Monday 1 June 2015

Poetry and the family

Angela France


A good evening on Tuesday at Writers in the Brewery in Cirencester, now in the cafe rather than the theatre, which has rather more comfortable seats! A great improvement. The guest reader this month was Angela France, who teaches poetry at the University of Gloucestershire and also runs Buzzwords, the monthly poetry evening at the Exmouth Arms here in Cheltenham. A lot of her poetry centres on her family history but takes a universal perspective on it and her comments certainly inspired me to start thinking more broadly around the issues brought up in my own family research and writing.

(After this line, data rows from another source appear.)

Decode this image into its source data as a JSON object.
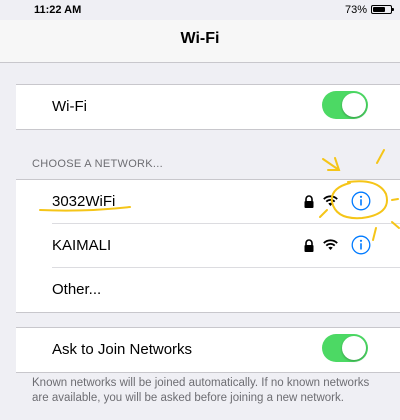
{
  "status_bar": {
    "time": "11:22 AM",
    "battery_percent": "73%",
    "battery_level": 0.73
  },
  "nav": {
    "title": "Wi-Fi"
  },
  "wifi": {
    "label": "Wi-Fi",
    "enabled": true
  },
  "networks": {
    "header": "CHOOSE A NETWORK...",
    "items": [
      {
        "name": "3032WiFi",
        "secured": true,
        "icons": [
          "lock-icon",
          "wifi-icon",
          "info-icon"
        ]
      },
      {
        "name": "KAIMALI",
        "secured": true,
        "icons": [
          "lock-icon",
          "wifi-icon",
          "info-icon"
        ]
      }
    ],
    "other_label": "Other..."
  },
  "ask_to_join": {
    "label": "Ask to Join Networks",
    "enabled": true,
    "note": "Known networks will be joined automatically. If no known networks are available, you will be asked before joining a new network."
  },
  "colors": {
    "toggle_on": "#4cd964",
    "accent": "#007aff",
    "highlight_annotation": "#f5c518"
  }
}
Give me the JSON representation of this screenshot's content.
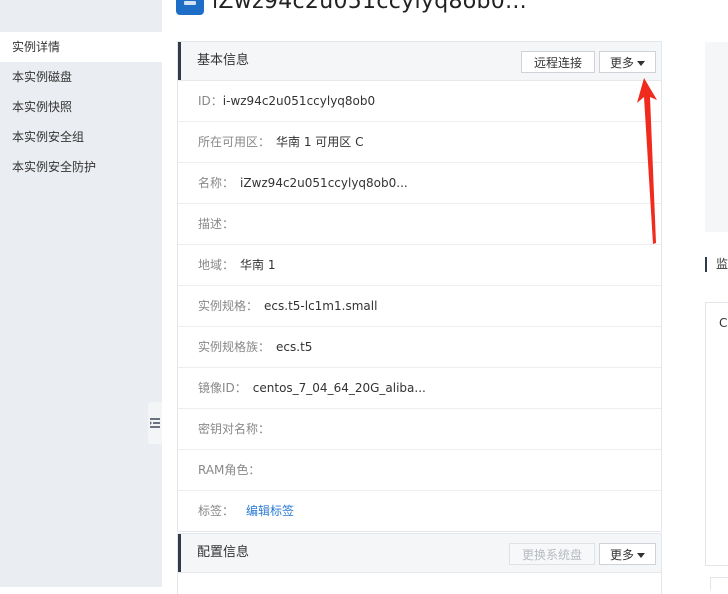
{
  "header": {
    "title": "iZwz94c2u051ccylyq8ob0..."
  },
  "sidebar": {
    "items": [
      {
        "label": "实例详情",
        "active": true
      },
      {
        "label": "本实例磁盘",
        "active": false
      },
      {
        "label": "本实例快照",
        "active": false
      },
      {
        "label": "本实例安全组",
        "active": false
      },
      {
        "label": "本实例安全防护",
        "active": false
      }
    ]
  },
  "basic_info": {
    "title": "基本信息",
    "remote_label": "远程连接",
    "more_label": "更多",
    "rows": [
      {
        "key": "ID：",
        "value": "i-wz94c2u051ccylyq8ob0"
      },
      {
        "key": "所在可用区：",
        "value": "华南 1 可用区 C"
      },
      {
        "key": "名称：",
        "value": "iZwz94c2u051ccylyq8ob0..."
      },
      {
        "key": "描述：",
        "value": ""
      },
      {
        "key": "地域：",
        "value": "华南 1"
      },
      {
        "key": "实例规格：",
        "value": "ecs.t5-lc1m1.small"
      },
      {
        "key": "实例规格族：",
        "value": "ecs.t5"
      },
      {
        "key": "镜像ID：",
        "value": "centos_7_04_64_20G_aliba..."
      },
      {
        "key": "密钥对名称：",
        "value": ""
      },
      {
        "key": "RAM角色：",
        "value": ""
      }
    ],
    "tags_key": "标签：",
    "tags_link": "编辑标签"
  },
  "config_info": {
    "title": "配置信息",
    "change_os_label": "更换系统盘",
    "more_label": "更多"
  },
  "right": {
    "section_label": "监",
    "panel_char": "C"
  },
  "colors": {
    "annotation_arrow": "#f02b1d",
    "link": "#2a7ad4",
    "sidebar_bg": "#eaedf1"
  }
}
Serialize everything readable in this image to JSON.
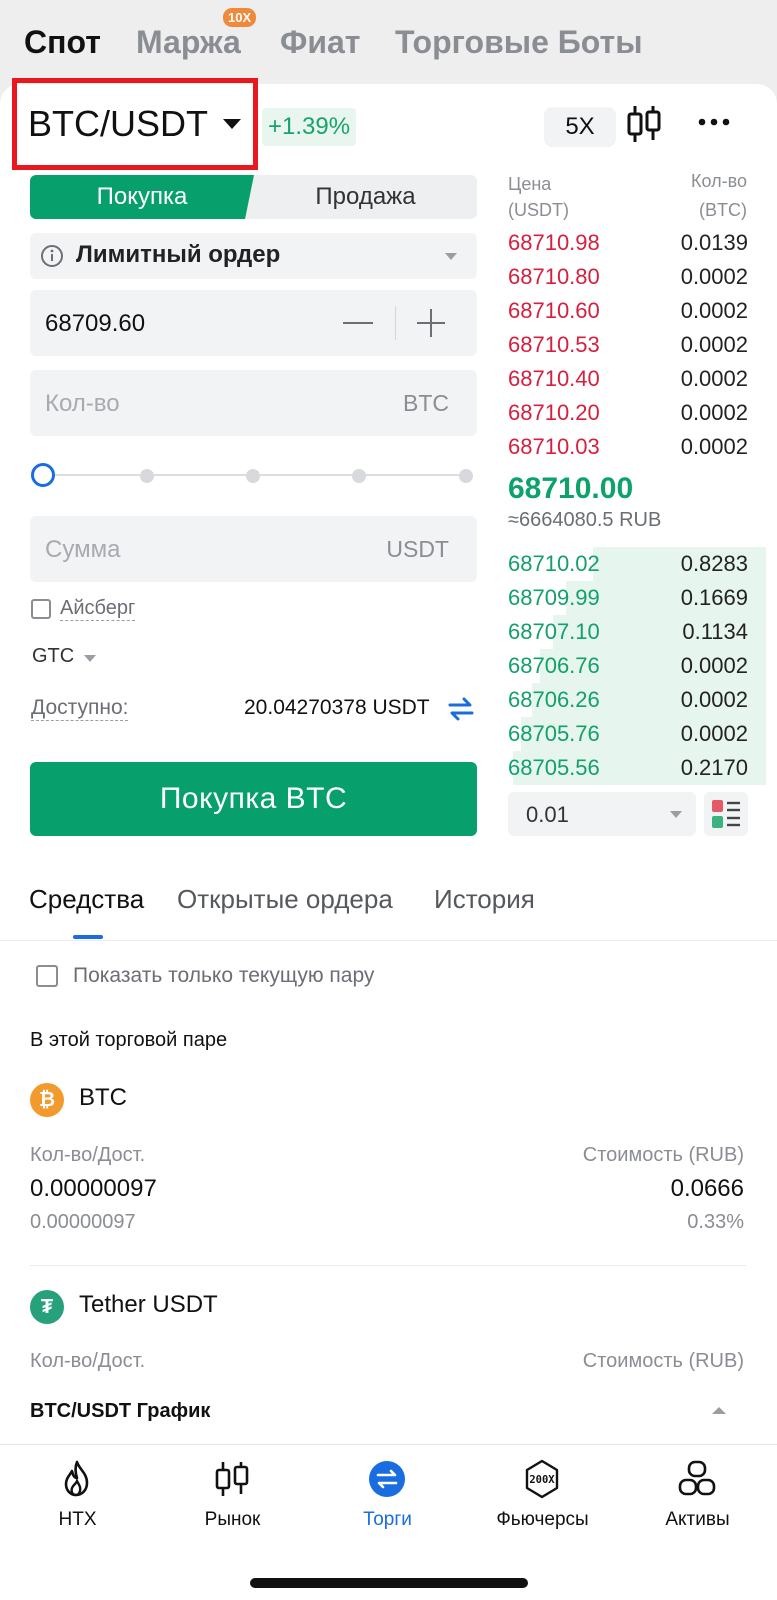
{
  "top_tabs": {
    "spot": "Спот",
    "margin": "Маржа",
    "margin_badge": "10X",
    "fiat": "Фиат",
    "bots": "Торговые Боты"
  },
  "pair": {
    "name": "BTC/USDT",
    "change": "+1.39%",
    "leverage": "5X"
  },
  "order_form": {
    "buy_label": "Покупка",
    "sell_label": "Продажа",
    "order_type": "Лимитный ордер",
    "price_value": "68709.60",
    "qty_placeholder": "Кол-во",
    "qty_unit": "BTC",
    "amount_placeholder": "Сумма",
    "amount_unit": "USDT",
    "iceberg_label": "Айсберг",
    "tif": "GTC",
    "available_label": "Доступно:",
    "available_value": "20.04270378 USDT",
    "submit_label": "Покупка  BTC"
  },
  "order_book": {
    "price_header_1": "Цена",
    "price_header_2": "(USDT)",
    "qty_header_1": "Кол-во",
    "qty_header_2": "(BTC)",
    "asks": [
      {
        "price": "68710.98",
        "qty": "0.0139"
      },
      {
        "price": "68710.80",
        "qty": "0.0002"
      },
      {
        "price": "68710.60",
        "qty": "0.0002"
      },
      {
        "price": "68710.53",
        "qty": "0.0002"
      },
      {
        "price": "68710.40",
        "qty": "0.0002"
      },
      {
        "price": "68710.20",
        "qty": "0.0002"
      },
      {
        "price": "68710.03",
        "qty": "0.0002"
      }
    ],
    "last_price": "68710.00",
    "last_price_rub": "≈6664080.5 RUB",
    "bids": [
      {
        "price": "68710.02",
        "qty": "0.8283",
        "depth": 0.65
      },
      {
        "price": "68709.99",
        "qty": "0.1669",
        "depth": 0.75
      },
      {
        "price": "68707.10",
        "qty": "0.1134",
        "depth": 0.8
      },
      {
        "price": "68706.76",
        "qty": "0.0002",
        "depth": 0.85
      },
      {
        "price": "68706.26",
        "qty": "0.0002",
        "depth": 0.88
      },
      {
        "price": "68705.76",
        "qty": "0.0002",
        "depth": 0.92
      },
      {
        "price": "68705.56",
        "qty": "0.2170",
        "depth": 0.95
      }
    ],
    "precision": "0.01"
  },
  "section_tabs": {
    "assets": "Средства",
    "open_orders": "Открытые ордера",
    "history": "История"
  },
  "assets": {
    "show_current_pair": "Показать только текущую пару",
    "in_pair_title": "В этой торговой паре",
    "coins": [
      {
        "symbol": "BTC",
        "qty_label": "Кол-во/Дост.",
        "value_label": "Стоимость (RUB)",
        "qty": "0.00000097",
        "available": "0.00000097",
        "value": "0.0666",
        "percent": "0.33%"
      },
      {
        "symbol": "Tether USDT",
        "qty_label": "Кол-во/Дост.",
        "value_label": "Стоимость (RUB)"
      }
    ]
  },
  "chart_bar": {
    "label": "BTC/USDT График"
  },
  "nav": {
    "items": [
      {
        "label": "HTX",
        "icon": "flame-icon"
      },
      {
        "label": "Рынок",
        "icon": "candlestick-icon"
      },
      {
        "label": "Торги",
        "icon": "trade-icon"
      },
      {
        "label": "Фьючерсы",
        "icon": "futures-200x-icon"
      },
      {
        "label": "Активы",
        "icon": "assets-icon"
      }
    ]
  },
  "colors": {
    "buy_green": "#07a06c",
    "ask_red": "#d61f3e",
    "accent_blue": "#1a6de0",
    "highlight_red": "#e8181e"
  }
}
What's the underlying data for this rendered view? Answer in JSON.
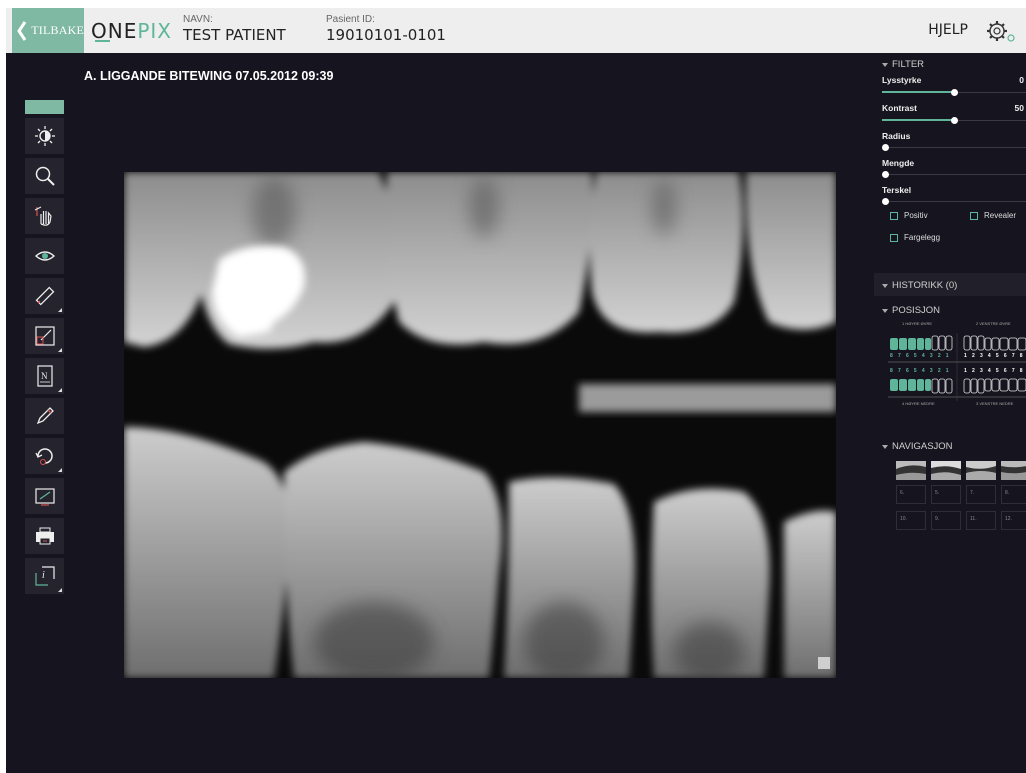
{
  "header": {
    "back_label": "TILBAKE",
    "logo_one": "ONE",
    "logo_pix": "PIX",
    "name_caption": "NAVN:",
    "name_value": "TEST PATIENT",
    "id_caption": "Pasient ID:",
    "id_value": "19010101-0101",
    "help_label": "HJELP"
  },
  "image_title": "A. LIGGANDE BITEWING 07.05.2012 09:39",
  "toolbar": {
    "icons": [
      "brightness-icon",
      "zoom-icon",
      "pan-icon",
      "visibility-icon",
      "measure-icon",
      "calibrate-icon",
      "annotation-icon",
      "draw-icon",
      "rotate-icon",
      "export-icon",
      "print-icon",
      "info-icon"
    ]
  },
  "filter": {
    "header": "FILTER",
    "brightness": {
      "label": "Lysstyrke",
      "value": "0",
      "level": 0.5
    },
    "contrast": {
      "label": "Kontrast",
      "value": "50",
      "level": 0.5
    },
    "radius": {
      "label": "Radius",
      "level": 0
    },
    "amount": {
      "label": "Mengde",
      "level": 0
    },
    "threshold": {
      "label": "Terskel",
      "level": 0
    },
    "positive_label": "Positiv",
    "reveal_label": "Revealer",
    "colorize_label": "Fargelegg"
  },
  "history": {
    "header": "HISTORIKK (0)"
  },
  "position": {
    "header": "POSISJON",
    "upper_right": "1 HØYRE ØVRE",
    "upper_left": "2 VENSTRE ØVRE",
    "lower_right": "4 HØYRE NEDRE",
    "lower_left": "3 VENSTRE NEDRE",
    "right_numbers": "8 7 6 5 4 3 2 1",
    "left_numbers": "1 2 3 4 5 6 7 8"
  },
  "navigation": {
    "header": "NAVIGASJON",
    "slots": [
      "6.",
      "5.",
      "7.",
      "8.",
      "10.",
      "9.",
      "11.",
      "12."
    ]
  },
  "colors": {
    "accent": "#7fb9a4",
    "teal": "#5fb59a",
    "background": "#16151f"
  }
}
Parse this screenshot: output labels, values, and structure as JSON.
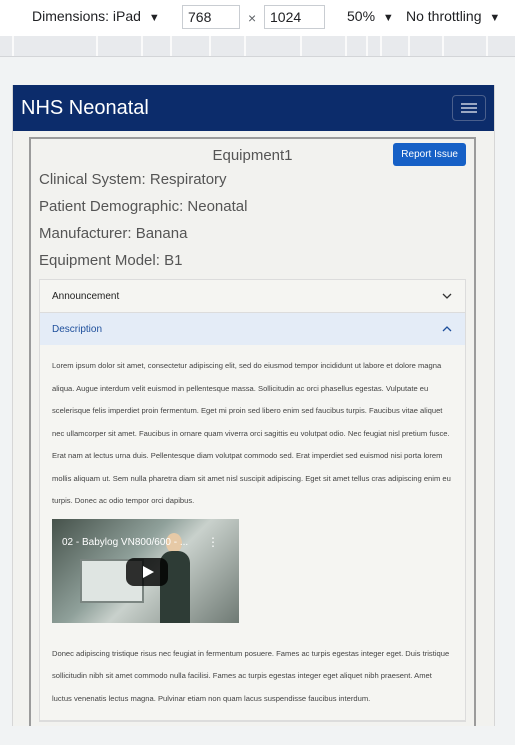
{
  "devtools": {
    "dimensions_label": "Dimensions: iPad",
    "width": "768",
    "height": "1024",
    "times": "×",
    "zoom": "50%",
    "throttling": "No throttling",
    "caret": "▼"
  },
  "navbar": {
    "brand": "NHS Neonatal"
  },
  "equipment": {
    "title": "Equipment1",
    "report_button": "Report Issue",
    "clinical_system": "Clinical System: Respiratory",
    "patient_demographic": "Patient Demographic: Neonatal",
    "manufacturer": "Manufacturer: Banana",
    "model": "Equipment Model: B1"
  },
  "accordion": {
    "announcement_label": "Announcement",
    "description_label": "Description",
    "description_p1": "Lorem ipsum dolor sit amet, consectetur adipiscing elit, sed do eiusmod tempor incididunt ut labore et dolore magna aliqua. Augue interdum velit euismod in pellentesque massa. Sollicitudin ac orci phasellus egestas. Vulputate eu scelerisque felis imperdiet proin fermentum. Eget mi proin sed libero enim sed faucibus turpis. Faucibus vitae aliquet nec ullamcorper sit amet. Faucibus in ornare quam viverra orci sagittis eu volutpat odio. Nec feugiat nisl pretium fusce. Erat nam at lectus urna duis. Pellentesque diam volutpat commodo sed. Erat imperdiet sed euismod nisi porta lorem mollis aliquam ut. Sem nulla pharetra diam sit amet nisl suscipit adipiscing. Eget sit amet tellus cras adipiscing enim eu turpis. Donec ac odio tempor orci dapibus.",
    "video_title": "02 - Babylog VN800/600 - ...",
    "video_menu": "⋮",
    "description_p2": "Donec adipiscing tristique risus nec feugiat in fermentum posuere. Fames ac turpis egestas integer eget. Duis tristique sollicitudin nibh sit amet commodo nulla facilisi. Fames ac turpis egestas integer eget aliquet nibh praesent. Amet luctus venenatis lectus magna. Pulvinar etiam non quam lacus suspendisse faucibus interdum."
  },
  "colors": {
    "navbar": "#0c2c6b",
    "report_button": "#1660c6",
    "accordion_open": "#e4ecf7"
  }
}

Much of my reading this week has been of poetry suitable for funerals and thanksgiving services as we prepare to say our goodbyes to a much loved family member. Especially in his later years, family became everything to him and I think the poem I have chosen to read at his funeral reflects that. It was written by Leo Marks, who was not actually a poet but was responsible for agents dropped into occupied territories in the Second World War as part of the Special Operations Executive. The poem was used in broadcasts to resistance movements and is sometimes referred to as "Code Poem For The French Resistance".

The Life That I Have

The life that I have
is all that I have,
and the life that I have
is yours.

The love that I have
of the life that I have
is yours and yours and yours.

A sleep I shall have,
a rest I shall have,
yet death will be but a pause

for the peace of my years
in the long green grass
will be yours and yours and yours.

Leo Marks.

It may not be "great" poetry but what better words to express the handing on of life to children and grandchildren?